Review by Willard Manus

Sam Shepard's political satire, GOD OF HELL, had its Off-Broadway world premiere two years ago. Now, in a revival at the Geffen Playhouse, the play has been directed by Jason (Seinfeld) Alexander (in a first-time stage effort) and stars veteran troupers Curtis Armstrong, Bryan Cranston, Bill Fagerbakke and Sarah Knowlton. Shepard's attack on the current state of affairs in neo-conservative America is head-on, unsubtle and not terribly funny, but it somehow manages to hold one's interest and say some chilling things about the threat of creeping fascism today.

Set in a Wisconsin farmhouse belonging to Emma and Frank (Knowlton and Fagerbakke, respectively), typical Middle Americans living an isolated, banal, apolitical life, GOD OF HELL's central conflict is triggered when Welch (the dynamic Cranston) shows up. The slick, sinister, flag-waving national-security agent is in pursuit of Haynes (Armstrong), a geeky scientist on the lam from his job of making radioactive weapons for the military/industrial complex. Saturated with plutonium himself (Pluto, the god of war), Haynes gives off electricity every time he touches metal.
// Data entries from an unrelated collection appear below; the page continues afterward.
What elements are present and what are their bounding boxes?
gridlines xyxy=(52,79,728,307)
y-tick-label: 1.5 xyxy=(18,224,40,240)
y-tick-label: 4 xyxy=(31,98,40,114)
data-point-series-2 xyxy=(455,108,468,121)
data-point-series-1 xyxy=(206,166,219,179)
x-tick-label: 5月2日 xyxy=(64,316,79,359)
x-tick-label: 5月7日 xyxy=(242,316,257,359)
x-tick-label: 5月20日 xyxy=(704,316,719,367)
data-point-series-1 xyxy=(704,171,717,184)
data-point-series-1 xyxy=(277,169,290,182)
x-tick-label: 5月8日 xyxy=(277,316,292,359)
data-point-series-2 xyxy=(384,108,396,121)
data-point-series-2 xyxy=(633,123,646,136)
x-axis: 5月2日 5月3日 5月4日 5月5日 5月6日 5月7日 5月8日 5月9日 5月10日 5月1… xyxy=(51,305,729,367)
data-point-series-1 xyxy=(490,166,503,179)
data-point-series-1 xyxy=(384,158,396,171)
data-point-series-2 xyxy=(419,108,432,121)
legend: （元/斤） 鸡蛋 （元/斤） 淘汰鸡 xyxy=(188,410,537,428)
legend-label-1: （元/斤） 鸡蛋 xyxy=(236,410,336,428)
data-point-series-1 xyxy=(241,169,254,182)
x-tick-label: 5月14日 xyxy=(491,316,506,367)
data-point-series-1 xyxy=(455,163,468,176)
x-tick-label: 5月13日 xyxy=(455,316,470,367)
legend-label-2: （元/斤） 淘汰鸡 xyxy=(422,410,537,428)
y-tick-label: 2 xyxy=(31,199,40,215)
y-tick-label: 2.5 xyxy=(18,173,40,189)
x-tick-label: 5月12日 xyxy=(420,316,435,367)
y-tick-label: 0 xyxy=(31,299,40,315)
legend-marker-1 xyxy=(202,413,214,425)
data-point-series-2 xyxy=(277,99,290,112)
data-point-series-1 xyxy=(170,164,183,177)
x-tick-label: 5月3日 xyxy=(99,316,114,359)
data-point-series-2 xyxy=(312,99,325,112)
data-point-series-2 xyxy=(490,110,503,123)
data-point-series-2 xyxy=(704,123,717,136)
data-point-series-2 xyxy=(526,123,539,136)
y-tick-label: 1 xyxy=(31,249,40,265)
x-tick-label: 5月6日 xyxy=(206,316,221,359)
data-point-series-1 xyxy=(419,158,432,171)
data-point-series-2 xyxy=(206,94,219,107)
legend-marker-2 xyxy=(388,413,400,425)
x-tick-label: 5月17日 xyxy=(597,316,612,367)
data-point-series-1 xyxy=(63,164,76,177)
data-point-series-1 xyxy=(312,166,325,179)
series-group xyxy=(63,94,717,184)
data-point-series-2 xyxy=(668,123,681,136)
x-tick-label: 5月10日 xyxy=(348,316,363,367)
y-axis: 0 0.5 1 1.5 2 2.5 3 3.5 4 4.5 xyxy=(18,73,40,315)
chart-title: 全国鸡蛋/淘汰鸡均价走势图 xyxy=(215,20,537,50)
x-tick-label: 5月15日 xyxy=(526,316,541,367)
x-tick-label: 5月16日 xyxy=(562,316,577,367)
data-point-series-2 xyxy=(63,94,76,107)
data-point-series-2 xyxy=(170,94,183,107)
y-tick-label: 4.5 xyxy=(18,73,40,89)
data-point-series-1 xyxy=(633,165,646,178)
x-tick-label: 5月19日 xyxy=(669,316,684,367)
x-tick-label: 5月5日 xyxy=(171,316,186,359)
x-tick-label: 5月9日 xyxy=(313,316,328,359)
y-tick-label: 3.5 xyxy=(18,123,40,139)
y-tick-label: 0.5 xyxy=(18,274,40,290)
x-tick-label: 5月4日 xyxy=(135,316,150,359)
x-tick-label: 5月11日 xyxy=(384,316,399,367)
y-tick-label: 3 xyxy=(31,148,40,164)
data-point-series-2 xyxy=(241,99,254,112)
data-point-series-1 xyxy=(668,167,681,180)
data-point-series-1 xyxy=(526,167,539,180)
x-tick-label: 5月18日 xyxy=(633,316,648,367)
Welch sees him as a traitor and treats him accordingly, torturing him in Abu Ghraib fashion before finally returning him to his Big Brother-like masters. Caught in between the two combatants are Frank and Emma, who must pay a price for their indiffernece toward the awful things happening in the USA, the attack on the country's basic democratic principles by super-patriots.